It’s an interesting time for plan sponsors given factors such as the DOL fiduciary rule, falling prices across the industry and emerging options within target date funds such as ETFs as underlying investments. Whether it’s for a new mandate or part of a regular, ongoing evaluation of the investment offerings within a retirement plan, there are a number of questions that plan sponsors may want ask their TDF providers.
Consider these seven:
Is the TDF glide path a good fit for my plan’s demographics? Don’t evaluate a glide path without overlaying it with the demographics of the participants you’re serving. Ask your provider how they can help assure your plan’s employee base is a good fit for their TDF allocation. And since demographics shift over time, this is a question that should be factored into your regular TDF evaluation process.
How will the TDFs protect my older employees in down markets? Understand what you are exposing your participants to during what is arguably the most sensitive period of a glide path — as retirement approaches. It’s the time when participants are most likely to react emotionally in volatile or down markets, and subsequently when your fiduciary risk may run highest. Make sure you’re making a conscious and deliberate decision about risk exposure as the glide path nears the target date. And, be sure to consider not only high level equity or fixed income allocations, but also allocations to more volatile sub-asset classes such as emerging markets equity or high yield bonds.
What asset levels are required to access your low cost TDFs? Everyone knows that cost matters. Even among providers known for delivering great value, there can be considerable differences in the minimums required to access their low-cost TDFs. If your plan is on the smaller side, look closely at minimum investment requirements across fund managers. Don’t assume a manager’s reputation for low cost means you can’t do better for your plan. Some firms have minimums as high as $100 million to get their best fund pricing, while other major providers have no minimums for qualified plans. Also, look beyond only mutual funds and consider collective investment trust funds, which are increasingly available at low or no minimums, allowing you to further reduce cost.
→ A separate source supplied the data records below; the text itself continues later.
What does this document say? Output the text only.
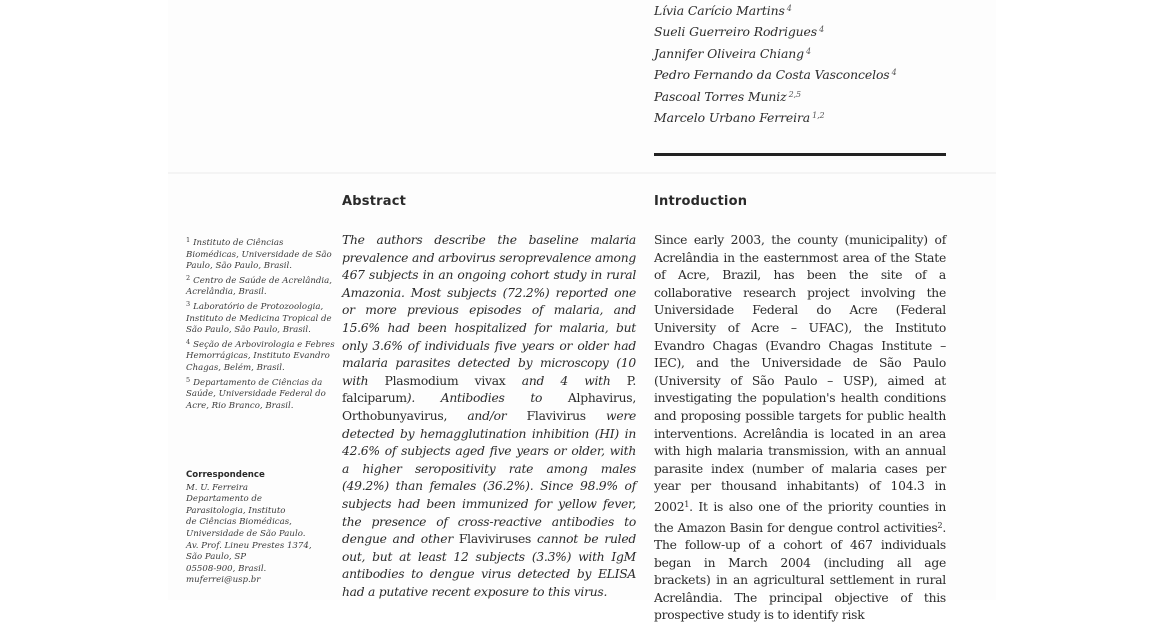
Lívia Carício Martins $^4$
Sueli Guerreiro Rodrigues $^4$
Jannifer Oliveira Chiang $^4$
Pedro Fernando da Costa Vasconcelos $^4$
Pascoal Torres Muniz $^{2,5}$
Marcelo Urbano Ferreira $^{1,2}$
Abstract	Introduction
The authors describe the baseline malaria prevalence and arbovirus seroprevalence among 467 subjects in an ongoing cohort study in rural Amazonia. Most subjects (72.2%) reported one or more previous episodes of malaria, and 15.6% had been hospitalized for malaria, but only 3.6% of individuals five years or older had malaria parasites detected by microscopy (10 with Plasmodium vivax and 4 with P. falciparum). Antibodies to Alphavirus, Orthobunyavirus, and/or Flavivirus were detected by hemagglutination inhibition (HI) in 42.6% of subjects aged five years or older, with a higher seropositivity rate among males (49.2%) than females (36.2%). Since 98.9% of subjects had been immunized for yellow fever, the presence of cross-reactive antibodies to dengue and other Flaviviruses cannot be ruled out, but at least 12 subjects (3.3%) with IgM antibodies to dengue virus detected by ELISA had a putative recent exposure to this virus.
Since early 2003, the county (municipality) of Acrelândia in the easternmost area of the State of Acre, Brazil, has been the site of a collaborative research project involving the Universidade Federal do Acre (Federal University of Acre – UFAC), the Instituto Evandro Chagas (Evandro Chagas Institute – IEC), and the Universidade de São Paulo (University of São Paulo – USP), aimed at investigating the population's health conditions and proposing possible targets for public health interventions. Acrelândia is located in an area with high malaria transmission, with an annual parasite index (number of malaria cases per year per thousand inhabitants) of 104.3 in 2002$^1$. It is also one of the priority counties in the Amazon Basin for dengue control activities$^2$. The follow-up of a cohort of 467 individuals began in March 2004 (including all age brackets) in an agricultural settlement in rural Acrelândia. The principal objective of this prospective study is to identify risk
$^1$ Instituto de Ciências Biomédicas, Universidade de São Paulo, São Paulo, Brasil.
$^2$ Centro de Saúde de Acrelândia, Acrelândia, Brasil.
$^3$ Laboratório de Protozoologia, Instituto de Medicina Tropical de São Paulo, São Paulo, Brasil.
$^4$ Seção de Arbovirologia e Febres Hemorrágicas, Instituto Evandro Chagas, Belém, Brasil.
$^5$ Departamento de Ciências da Saúde, Universidade Federal do Acre, Rio Branco, Brasil.
Correspondence
M. U. Ferreira
Departamento de
Parasitologia, Instituto
de Ciências Biomédicas,
Universidade de São Paulo.
Av. Prof. Lineu Prestes 1374,
São Paulo, SP
05508-900, Brasil.
muferrei@usp.br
Is the TDF all active, all passive, or both? Regardless of implementation, remember there is no truly passive TDF. All TDF providers take what is essentially an active approach with their glide path construction and underlying asset choices. Even selecting an underlying index for a passive fund is an active choice. As a result, consider closely the elements of what goes into your TDFs — what categories they span and how they get exposure to those categories. Understand the pros and cons of all-active, all-passive and hybrid approaches.
What is the process for selecting and removing the underlying active funds, and has it ever been enacted? Has the TDF provider ever replaced an underlying strategy? It’s one thing to say there is a process; it’s another to act on it. If there have never been any changes to the underlying funds in your plan’s TDFs, evaluate whether they’re still holding the right funds. If every asset class is covered by an actively managed fund that is managed in-house by the TDF provider, consider if in fact each one is the best choice for your plan.
How much security overlap is there among holdings in the underlying active funds? If, for example, your TDFs only include proprietary funds managed by the same TDF provider, your vulnerability to overlap — particularly with active funds — may run higher as there may be a single CIO and a more narrow range of views informing the funds.
What is the portfolio management tenure and assets of the underlying strategies? Consider whether each underlying strategy would pass your own plan’s selection criteria. If you wouldn’t add a strategy to your core line-up, it may not be right for your TDF either.
Every plan has different needs, of course. These questions are guideposts for how to begin an evaluation process. It’s also worth noting that plan consultants can play a critical and beneficial role in helping with all aspects of plan design including the evaluation and selection of the TDF family most appropriate for your plan’s participants.